4) O princípio do inquisitório não implica a livre iniciativa de apuramento judicial dos factos. Perante a necessidade jurídica da parte alegar e demonstrar factos concretos que contrariem a presunção da propriedade dos veículos que estão na origem das liquidações dos autos que advém do registo automóvel, o acto de instauração da impugnação das referidas liquidações implica a formulação do pedido, dos seus fundamentos, dos concretos factos que, no entender da impugnante, justificam a asserção inversa à que serve de esteio aos actos tributários questionados, incluindo a indicação dos meios de prova que estão na base de tais asserções de facto.
5) Sem a observância dos referidos ónus de alegação e de prova a cargo da impugnante, não se vê como acompanhar a tese de que cabe ao tribunal, em nome do invocado princípio do inquisitório, tomar a iniciativa da prova e da construção fáctica, aí onde a parte decaiu ou claudicou.
Mais se refere que a aplicação dos ónus da prova objectivos por parte da decisão impugnada não contende com o princípio constitucional da tutela judicial efectiva, pois que se trata de estabelecer regras para os casos de non liquet – artigo 8.º/1, do Código Civil (artigo 73.º da LGT).

Motivo porque se julga improcedente a presente impugnação.
DISPOSITIVO
Face ao exposto, acordam, em conferência, os juízes da secção de contencioso tributário deste Tribunal Central Administrativo Sul, em julgar improcedente a impugnação e confirmar a decisão arbitral.
Custas pela impugnante.
Registe.
Notifique.
(Jorge Cortês - Relator)


(Cristina Flora - 1º. Adjunto)


(Ana Pinhol - 2º. Adjunto)


(1) Jorge Lopes de Sousa, CPPT, anotado, 6.ª Edição, Vol.
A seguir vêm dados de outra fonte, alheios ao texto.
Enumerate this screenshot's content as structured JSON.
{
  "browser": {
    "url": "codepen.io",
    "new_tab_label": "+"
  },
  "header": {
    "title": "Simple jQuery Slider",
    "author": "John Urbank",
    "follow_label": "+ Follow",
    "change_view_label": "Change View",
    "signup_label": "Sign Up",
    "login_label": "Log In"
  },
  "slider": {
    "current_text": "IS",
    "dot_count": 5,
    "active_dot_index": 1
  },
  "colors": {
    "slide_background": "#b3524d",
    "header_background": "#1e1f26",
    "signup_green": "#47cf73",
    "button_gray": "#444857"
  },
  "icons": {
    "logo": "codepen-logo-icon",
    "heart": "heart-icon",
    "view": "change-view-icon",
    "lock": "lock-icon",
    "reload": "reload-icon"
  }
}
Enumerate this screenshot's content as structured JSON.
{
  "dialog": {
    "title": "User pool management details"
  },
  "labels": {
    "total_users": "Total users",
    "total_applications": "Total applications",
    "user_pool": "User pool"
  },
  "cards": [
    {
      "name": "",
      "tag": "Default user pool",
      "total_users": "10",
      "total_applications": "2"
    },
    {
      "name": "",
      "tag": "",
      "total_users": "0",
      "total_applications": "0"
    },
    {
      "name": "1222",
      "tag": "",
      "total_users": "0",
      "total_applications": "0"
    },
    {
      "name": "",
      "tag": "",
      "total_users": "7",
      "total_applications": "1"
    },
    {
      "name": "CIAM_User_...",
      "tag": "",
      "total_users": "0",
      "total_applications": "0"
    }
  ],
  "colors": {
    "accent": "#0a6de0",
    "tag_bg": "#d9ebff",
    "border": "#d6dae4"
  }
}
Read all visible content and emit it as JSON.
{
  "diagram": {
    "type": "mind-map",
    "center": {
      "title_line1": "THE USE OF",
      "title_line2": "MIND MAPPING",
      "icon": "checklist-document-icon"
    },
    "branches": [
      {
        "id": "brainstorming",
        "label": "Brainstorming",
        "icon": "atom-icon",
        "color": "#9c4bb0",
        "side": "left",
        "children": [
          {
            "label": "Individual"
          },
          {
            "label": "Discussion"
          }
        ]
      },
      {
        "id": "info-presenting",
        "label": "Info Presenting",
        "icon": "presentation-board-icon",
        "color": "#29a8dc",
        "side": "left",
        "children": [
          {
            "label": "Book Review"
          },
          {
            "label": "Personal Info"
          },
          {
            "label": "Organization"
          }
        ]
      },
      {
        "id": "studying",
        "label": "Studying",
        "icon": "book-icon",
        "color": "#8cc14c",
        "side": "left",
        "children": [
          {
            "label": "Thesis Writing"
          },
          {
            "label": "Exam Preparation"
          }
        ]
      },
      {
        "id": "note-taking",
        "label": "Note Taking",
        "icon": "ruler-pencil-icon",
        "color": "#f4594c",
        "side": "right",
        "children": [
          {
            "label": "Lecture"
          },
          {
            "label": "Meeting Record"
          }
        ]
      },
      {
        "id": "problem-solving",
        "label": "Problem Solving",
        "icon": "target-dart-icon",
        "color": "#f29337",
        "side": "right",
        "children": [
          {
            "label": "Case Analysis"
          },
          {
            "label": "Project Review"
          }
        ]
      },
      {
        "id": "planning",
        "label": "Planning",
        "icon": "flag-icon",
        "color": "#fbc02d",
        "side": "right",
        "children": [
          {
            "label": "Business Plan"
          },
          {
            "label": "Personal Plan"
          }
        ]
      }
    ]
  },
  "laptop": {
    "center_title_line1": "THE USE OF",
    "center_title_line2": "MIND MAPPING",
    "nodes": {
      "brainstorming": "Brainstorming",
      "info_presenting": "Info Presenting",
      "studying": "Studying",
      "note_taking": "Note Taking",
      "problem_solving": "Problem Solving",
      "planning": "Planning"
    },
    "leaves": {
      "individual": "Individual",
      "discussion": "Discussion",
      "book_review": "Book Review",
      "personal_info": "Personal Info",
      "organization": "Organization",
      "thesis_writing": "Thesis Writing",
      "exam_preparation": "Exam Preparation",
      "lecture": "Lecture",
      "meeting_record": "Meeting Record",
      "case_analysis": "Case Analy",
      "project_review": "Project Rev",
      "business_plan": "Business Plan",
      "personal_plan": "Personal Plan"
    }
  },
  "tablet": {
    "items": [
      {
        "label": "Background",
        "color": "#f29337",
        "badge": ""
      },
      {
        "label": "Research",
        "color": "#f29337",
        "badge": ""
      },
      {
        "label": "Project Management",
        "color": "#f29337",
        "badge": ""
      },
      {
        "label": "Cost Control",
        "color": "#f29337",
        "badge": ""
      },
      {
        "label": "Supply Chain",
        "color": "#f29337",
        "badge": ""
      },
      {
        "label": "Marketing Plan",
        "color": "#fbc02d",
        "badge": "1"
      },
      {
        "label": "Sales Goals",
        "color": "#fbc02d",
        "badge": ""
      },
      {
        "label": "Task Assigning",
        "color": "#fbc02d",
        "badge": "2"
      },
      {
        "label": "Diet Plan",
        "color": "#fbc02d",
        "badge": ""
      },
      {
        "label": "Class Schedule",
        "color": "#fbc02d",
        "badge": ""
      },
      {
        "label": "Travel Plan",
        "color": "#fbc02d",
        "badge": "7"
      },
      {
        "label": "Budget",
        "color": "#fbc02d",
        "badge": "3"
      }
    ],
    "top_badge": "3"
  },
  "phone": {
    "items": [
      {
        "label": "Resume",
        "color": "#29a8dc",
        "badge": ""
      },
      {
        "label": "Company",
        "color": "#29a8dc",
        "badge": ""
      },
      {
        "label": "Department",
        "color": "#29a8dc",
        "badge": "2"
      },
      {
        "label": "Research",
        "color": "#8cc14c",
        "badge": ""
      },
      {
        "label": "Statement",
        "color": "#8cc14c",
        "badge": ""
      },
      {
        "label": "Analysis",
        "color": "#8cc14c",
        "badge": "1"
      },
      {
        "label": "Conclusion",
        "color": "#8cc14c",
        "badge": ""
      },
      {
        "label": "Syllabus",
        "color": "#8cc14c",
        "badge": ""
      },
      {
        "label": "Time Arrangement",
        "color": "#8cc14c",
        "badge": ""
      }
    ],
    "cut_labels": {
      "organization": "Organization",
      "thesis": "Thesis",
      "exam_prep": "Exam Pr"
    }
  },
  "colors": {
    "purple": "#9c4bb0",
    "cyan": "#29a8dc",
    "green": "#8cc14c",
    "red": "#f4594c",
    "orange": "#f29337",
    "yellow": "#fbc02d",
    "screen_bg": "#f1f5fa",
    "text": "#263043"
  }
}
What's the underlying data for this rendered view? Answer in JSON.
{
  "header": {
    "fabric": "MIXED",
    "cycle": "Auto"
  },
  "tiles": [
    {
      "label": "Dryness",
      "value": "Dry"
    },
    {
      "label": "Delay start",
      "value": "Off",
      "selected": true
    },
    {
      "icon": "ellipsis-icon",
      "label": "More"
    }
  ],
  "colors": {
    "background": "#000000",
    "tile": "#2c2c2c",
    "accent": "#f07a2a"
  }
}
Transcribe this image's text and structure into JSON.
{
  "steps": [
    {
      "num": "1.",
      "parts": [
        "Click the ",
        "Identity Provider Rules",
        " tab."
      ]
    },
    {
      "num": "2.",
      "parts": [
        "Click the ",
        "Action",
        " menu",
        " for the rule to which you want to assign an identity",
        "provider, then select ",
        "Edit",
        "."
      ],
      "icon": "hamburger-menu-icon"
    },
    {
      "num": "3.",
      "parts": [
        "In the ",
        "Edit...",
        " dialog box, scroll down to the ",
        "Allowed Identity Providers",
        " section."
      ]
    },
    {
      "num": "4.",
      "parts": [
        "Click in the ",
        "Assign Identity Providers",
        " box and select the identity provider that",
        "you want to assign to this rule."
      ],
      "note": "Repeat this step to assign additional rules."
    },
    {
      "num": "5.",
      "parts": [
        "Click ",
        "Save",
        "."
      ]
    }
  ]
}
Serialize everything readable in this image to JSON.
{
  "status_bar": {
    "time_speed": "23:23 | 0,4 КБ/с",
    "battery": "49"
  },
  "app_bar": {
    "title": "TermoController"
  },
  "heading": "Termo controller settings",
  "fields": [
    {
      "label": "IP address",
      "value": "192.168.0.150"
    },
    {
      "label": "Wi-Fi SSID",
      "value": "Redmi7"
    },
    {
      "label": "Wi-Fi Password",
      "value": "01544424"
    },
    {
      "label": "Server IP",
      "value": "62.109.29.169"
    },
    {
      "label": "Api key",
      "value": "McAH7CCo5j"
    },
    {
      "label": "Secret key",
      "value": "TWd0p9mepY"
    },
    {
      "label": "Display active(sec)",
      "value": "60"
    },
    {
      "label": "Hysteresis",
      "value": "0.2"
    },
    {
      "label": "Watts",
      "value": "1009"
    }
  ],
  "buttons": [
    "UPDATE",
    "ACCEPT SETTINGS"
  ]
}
II, p. 254.

(2) Consagrado no artigo 5.º do CPC.

(3) José Lebre de Freitas, Introdução ao Processo Civil, Conceito e Princípios gerais, Coimbra Editora, 2009, pp. 144/145.

(4) José Lebre de Freitas, Introdução ao Processo Civil, Conceito e Princípios gerais, Coimbra Editora, 2009, pp. 146/147.

(5) No sentido de que o pedido de pronúncia arbitral constitui verdadeira petição inicial em sentido material, V. Carla Castelo Trindade, Regime Jurídico da Arbitragem Tributária, anotado, Almedina, 2016, p. 270.